Non ho mai pensato a me stessa come a una persona che ama perdere il controllo.
Ho sempre creduto che la mia forza stesse proprio nella capacità di scegliere,
di decidere,
di avere tutto tra le mani.
Eppure, a volte, nel silenzio dei miei pensieri,
mi arriva chiara questa immagine:
io che affido il controllo a qualcun altro.
Io che mi lascio legare, con delicatezza, con fermezza, con rispetto.
Non per sentirmi imprigionata,
ma per sentirmi completamente libera
di non dover tenere tutto sotto controllo.
Per un attimo.
Per il tempo necessario a scoprire qualcosa di nuovo.
Essere legata non vuol dire perdere potere
Vuol dire concedere fiducia assoluta.
Vuol dire lasciare che qualcuno mi veda completamente vulnerabile,
e scoprire che proprio lì, in quella vulnerabilità,
c’è la mia libertà più grande.
Perché affidarsi è forse il modo più coraggioso di amare se stessi,
di dire al proprio corpo: “Ti ascolto. Mi fido. Proviamoci.”

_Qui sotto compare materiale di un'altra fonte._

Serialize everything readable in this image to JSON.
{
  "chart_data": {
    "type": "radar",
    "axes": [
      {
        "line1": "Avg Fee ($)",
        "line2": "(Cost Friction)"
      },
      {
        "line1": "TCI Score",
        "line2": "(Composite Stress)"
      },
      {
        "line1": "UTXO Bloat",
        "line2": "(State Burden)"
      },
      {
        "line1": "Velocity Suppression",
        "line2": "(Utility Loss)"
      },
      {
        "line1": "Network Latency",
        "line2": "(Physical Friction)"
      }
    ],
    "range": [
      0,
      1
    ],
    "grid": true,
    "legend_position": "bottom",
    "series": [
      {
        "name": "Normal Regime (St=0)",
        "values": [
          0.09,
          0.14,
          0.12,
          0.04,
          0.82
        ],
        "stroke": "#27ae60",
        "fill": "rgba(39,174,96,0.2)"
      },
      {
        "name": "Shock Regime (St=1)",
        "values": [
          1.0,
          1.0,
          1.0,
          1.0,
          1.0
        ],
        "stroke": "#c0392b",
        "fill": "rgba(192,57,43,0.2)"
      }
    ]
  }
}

Voglio essere vista, non solo guardata
Vista nelle mie incertezze,
nelle mie paure,
nelle mie curiosità più profonde.
Vista nelle cose che non ho ancora detto ad alta voce,
ma che sento, che so esistere dentro di me.
Non so se mi piacerà davvero.
Non so se resterà soltanto una fantasia segreta,
o se un giorno diventerà realtà.
Ma voglio concedermi il permesso di pensarci,
di sentirlo,
di lasciare che mi attraversi senza vergogna,
senza paura,
senza tabù.Essere legata, essere vista, essere libera.
Tutto insieme.
Non è detto che mi piaccia…
ma voglio scoprirlo,
perché sentire è sempre più importante che capire.